Epidemiological and clinical characteristics

Epidemiologically, PACC is a relatively rare malignant tumor, accounting for 0.04-0.2% of all primary lung malignant tumors [5], mainly originating from the small salivary gland in the tracheobronchial tree. PACC can occur at any age and is more common in the 40–60 age group [6]. PACC tends to occur more frequent in female [7, 8] and previous studies have reported that there is no significant relationship between PACC and smoking [9, 10]. The clinical presentation of PACC patients largely depends on tumor location and distal obstruction, and cough with no obvious cause is the first symptom in most patients, and other symptoms, such as dyspnea, wheezing, obstructive pneumonia, hemoptysis, fever, fatigue, dysphagia, chills, chest pain and weight loss [11,12,13], are not unique. At the same time, some cases show no symptoms and are incidentally discovered during physical examination. Therefore, it is easy to misdiagnose, leading to delay in treatment. The histology and biological behavior of PACC are similar to those of malignancies occurring in the salivary glands of the head and neck [14]. Thus, PACC is considered a low-grade slow-growing malignancy with a high incidence of peripheral nerve invasion and often shows a tendency to undergo submucosal extension [15]. When the thyroid gland is invaded by the tumor, hypothyroidism may occur [16]. Compression of the esophagus may lead to dysphagia and invasion of the recurrent laryngeal nerve may lead to hoarseness [17]. Resio et al. [18] reported 424 PACC patients, the lymph node metastasis rate was 38%, which is related to distant metastasis and reduced survival [19]. Intrapulmonary metastases are the most common metastatic sites, followed by bone, liver, and brain; rare metastasis sites are adrenal glands, thyroid glands, etc. [20].

Imaging examination

PACC is a salivary gland tumor originating from the submucosal glands of the trachea and bronchus, and airway glands are mainly distributed in the trachea and the large bronchus; therefore, this disease is more common in the central type [21]. As with other tracheal neoplasms, PACC is often undetectable on conventional chest radiographs due to the overlap of mediastinal and skeletal shadows in the trachea. This problem can be avoided by applying computed tomography (CT). Li et al. [21] reported the CT results in 30 PACC patients, including 24 with the central type. Among the 24 patients with the central type, infiltration could be seen near the wall of the lesion, penetrating the wall of the cavity; the infiltration range in 23 patients exceeded 1/2 of the tube wall, and 80% of patients had mild enhancement. Therefore, CT can be used to determine the location of the tumor, its extension, the extent of invasion, and intrapulmonary metastases, which is important in guiding treatment plans. And it is believed that positron emission tomography-computed tomography plays a certain role in the delimitation of residual tumors and the target area of radiotherapy, and other imaging diagnostic manifestations and values need to be further evaluated [12]. In addition, Kim et al. [22] divided 104 PACC patients into surgery group, bronchial intervention group and other treatment groups and observed the prognosis, specifically 48 PACC patients accepted surgery, including 12 patients underwent surgery after bronchoscopic palliative treatment, 45 PACC patients received bronchoscopic intervention alone, and 11 patients received other treatments, and the results showed that there was no significant difference in overall survival of PACC patients between the surgical group and the bronchial intervention group in patients with stages III and IV. This study suggests that bronchoscopy can help determine treatment options and prolong survival by determining tumor shape, size, and intraluminal invasion, as well as biopsy to confirm diagnosis, while alleviating acute symptoms and providing patients who cannot tolerate surgery with the opportunity to operate.

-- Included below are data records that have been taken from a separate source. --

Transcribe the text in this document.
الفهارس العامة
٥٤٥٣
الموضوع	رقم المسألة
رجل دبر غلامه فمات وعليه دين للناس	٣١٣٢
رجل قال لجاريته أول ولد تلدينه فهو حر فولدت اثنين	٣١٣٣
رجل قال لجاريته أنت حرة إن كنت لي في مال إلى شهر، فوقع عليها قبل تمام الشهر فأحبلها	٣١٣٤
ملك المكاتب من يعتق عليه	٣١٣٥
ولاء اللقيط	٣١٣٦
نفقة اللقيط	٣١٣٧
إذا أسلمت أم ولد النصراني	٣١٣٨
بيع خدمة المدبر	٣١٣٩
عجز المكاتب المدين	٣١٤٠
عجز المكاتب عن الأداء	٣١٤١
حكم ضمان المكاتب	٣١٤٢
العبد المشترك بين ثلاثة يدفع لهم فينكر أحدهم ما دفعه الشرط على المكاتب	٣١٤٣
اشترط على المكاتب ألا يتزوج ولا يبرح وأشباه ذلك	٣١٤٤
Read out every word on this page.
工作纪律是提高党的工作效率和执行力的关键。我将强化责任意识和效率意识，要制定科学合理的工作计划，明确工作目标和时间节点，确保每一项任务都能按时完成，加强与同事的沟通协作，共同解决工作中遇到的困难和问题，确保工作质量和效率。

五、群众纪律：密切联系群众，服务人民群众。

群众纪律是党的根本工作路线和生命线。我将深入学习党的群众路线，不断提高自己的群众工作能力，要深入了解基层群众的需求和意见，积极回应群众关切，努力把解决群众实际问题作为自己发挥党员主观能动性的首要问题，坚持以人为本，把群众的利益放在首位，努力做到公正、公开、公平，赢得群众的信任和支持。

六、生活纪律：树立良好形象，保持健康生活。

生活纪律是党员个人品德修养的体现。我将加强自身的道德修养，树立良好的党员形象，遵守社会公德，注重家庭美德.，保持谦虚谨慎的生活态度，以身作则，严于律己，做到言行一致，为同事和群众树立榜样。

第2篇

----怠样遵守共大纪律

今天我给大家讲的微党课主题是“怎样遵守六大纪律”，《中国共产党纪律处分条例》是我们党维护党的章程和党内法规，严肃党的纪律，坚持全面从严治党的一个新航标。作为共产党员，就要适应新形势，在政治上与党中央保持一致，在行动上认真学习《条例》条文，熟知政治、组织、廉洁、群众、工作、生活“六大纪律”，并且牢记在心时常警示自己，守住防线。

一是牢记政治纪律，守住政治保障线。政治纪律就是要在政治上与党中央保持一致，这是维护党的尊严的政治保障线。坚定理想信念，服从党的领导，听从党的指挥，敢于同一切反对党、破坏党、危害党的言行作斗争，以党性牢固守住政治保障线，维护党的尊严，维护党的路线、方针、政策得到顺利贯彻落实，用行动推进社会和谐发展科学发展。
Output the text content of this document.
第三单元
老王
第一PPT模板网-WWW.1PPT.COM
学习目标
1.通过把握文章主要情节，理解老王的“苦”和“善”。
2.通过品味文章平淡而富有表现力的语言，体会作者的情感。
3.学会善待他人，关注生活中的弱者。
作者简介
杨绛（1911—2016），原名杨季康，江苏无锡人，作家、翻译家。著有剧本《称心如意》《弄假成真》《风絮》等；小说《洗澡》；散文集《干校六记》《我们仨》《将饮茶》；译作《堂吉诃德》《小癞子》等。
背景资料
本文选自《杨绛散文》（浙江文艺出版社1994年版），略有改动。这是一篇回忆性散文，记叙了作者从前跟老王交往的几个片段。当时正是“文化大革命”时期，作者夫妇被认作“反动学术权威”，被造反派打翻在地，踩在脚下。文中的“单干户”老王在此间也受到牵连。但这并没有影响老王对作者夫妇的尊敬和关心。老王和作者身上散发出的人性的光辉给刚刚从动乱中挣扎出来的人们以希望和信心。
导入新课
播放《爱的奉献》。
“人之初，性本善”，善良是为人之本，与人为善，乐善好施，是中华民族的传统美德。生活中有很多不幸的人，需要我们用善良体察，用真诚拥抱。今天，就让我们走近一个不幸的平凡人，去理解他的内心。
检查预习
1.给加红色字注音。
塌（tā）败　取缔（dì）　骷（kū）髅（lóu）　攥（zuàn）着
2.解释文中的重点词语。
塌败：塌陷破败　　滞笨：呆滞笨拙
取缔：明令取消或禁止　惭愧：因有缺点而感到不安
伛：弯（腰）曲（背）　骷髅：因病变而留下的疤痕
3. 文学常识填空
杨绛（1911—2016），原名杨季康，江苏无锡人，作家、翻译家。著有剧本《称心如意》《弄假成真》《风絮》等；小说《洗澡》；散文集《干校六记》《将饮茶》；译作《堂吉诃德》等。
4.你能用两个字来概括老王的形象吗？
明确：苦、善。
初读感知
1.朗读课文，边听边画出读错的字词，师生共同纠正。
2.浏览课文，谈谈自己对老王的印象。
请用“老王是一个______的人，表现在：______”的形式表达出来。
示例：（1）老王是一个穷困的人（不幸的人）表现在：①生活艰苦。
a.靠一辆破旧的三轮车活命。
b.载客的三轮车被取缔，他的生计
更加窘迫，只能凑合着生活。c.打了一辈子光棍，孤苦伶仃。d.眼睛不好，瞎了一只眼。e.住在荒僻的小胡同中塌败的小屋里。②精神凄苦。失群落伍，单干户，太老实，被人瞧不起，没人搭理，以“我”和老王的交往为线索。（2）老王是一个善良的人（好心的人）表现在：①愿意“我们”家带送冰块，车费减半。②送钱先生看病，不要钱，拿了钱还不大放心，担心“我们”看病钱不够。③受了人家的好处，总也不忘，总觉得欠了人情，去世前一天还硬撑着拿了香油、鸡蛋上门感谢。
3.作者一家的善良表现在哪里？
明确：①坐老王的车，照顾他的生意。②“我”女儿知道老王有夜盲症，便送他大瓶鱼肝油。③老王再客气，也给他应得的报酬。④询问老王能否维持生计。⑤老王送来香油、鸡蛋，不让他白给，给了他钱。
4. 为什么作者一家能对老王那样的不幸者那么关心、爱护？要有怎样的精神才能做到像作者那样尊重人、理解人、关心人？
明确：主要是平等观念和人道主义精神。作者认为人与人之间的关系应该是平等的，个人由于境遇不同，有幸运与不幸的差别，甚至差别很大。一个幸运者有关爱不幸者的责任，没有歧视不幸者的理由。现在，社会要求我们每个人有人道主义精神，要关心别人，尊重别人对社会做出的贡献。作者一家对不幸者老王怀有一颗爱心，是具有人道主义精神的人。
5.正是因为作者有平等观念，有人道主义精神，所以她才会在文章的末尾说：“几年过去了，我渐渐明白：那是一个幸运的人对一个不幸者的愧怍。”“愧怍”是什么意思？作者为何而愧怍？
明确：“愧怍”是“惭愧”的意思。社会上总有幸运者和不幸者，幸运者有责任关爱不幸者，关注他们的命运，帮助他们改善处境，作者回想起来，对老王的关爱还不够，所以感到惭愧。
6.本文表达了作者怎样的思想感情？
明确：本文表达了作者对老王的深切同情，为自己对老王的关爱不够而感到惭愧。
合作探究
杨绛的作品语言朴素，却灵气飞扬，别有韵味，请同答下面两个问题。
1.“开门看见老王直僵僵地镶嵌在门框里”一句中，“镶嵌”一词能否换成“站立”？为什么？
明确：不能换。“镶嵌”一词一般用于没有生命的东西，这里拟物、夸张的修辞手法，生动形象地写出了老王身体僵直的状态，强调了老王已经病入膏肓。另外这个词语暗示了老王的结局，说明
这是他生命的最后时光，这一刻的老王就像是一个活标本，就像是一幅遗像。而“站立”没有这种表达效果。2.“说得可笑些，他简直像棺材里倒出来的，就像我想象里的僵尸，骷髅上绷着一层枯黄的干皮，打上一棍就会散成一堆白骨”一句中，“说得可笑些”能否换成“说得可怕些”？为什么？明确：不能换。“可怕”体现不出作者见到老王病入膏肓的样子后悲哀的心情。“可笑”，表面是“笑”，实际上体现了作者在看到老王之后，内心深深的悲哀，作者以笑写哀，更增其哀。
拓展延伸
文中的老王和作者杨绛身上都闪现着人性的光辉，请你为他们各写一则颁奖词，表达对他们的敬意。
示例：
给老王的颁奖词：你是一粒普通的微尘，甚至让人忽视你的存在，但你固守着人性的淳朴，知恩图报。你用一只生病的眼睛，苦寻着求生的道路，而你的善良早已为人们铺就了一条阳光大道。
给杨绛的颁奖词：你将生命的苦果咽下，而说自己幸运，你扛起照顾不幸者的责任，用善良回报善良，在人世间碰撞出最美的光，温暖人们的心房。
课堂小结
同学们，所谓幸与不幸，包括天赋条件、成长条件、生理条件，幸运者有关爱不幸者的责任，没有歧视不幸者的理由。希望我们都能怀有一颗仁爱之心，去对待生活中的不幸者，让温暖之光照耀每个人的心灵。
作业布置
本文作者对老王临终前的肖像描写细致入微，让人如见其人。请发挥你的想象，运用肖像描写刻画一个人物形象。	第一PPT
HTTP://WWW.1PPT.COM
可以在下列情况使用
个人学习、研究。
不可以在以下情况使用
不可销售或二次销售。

Pathological and immunohistochemical examinations

PACC is no capsule, medium hardness, and a median size of about 3–4 cm [14]. Lesions were also grayish white and the boundaries were unclear, and is mainly composed of ductal epithelial cells and mutated myoepithelial cells [23]. According to the tissue growth pattern of PACC, it can be divided into grade I tubular, grade II cribriform, and grade III solid tumors [17]. Cytological findings include tumor cells that are uniform in size and shape, with scant cytoplasm, and small and hyperchromatic nuclei. The most obvious feature is that tumor cells are arranged in sieve, glandular, cord-like, and solid nests and a dilated pseudocyst could be seen inside [2, 24]. The epidemiological characteristics and histopathological features of PACC are summarized in Table 1 [1,2,3, 9,10,11, 23,24,25,26,27,28,29,30]. As shown in Table 1, the cribriform and tubular type is relatively common, and the solid form is rare. The solid type is more malignant and more likely to invade surrounding tissues, leading to progression. In addition, some PACC patients have been reported to have mixed pathology, which will make proper diagnosis and grading more difficult.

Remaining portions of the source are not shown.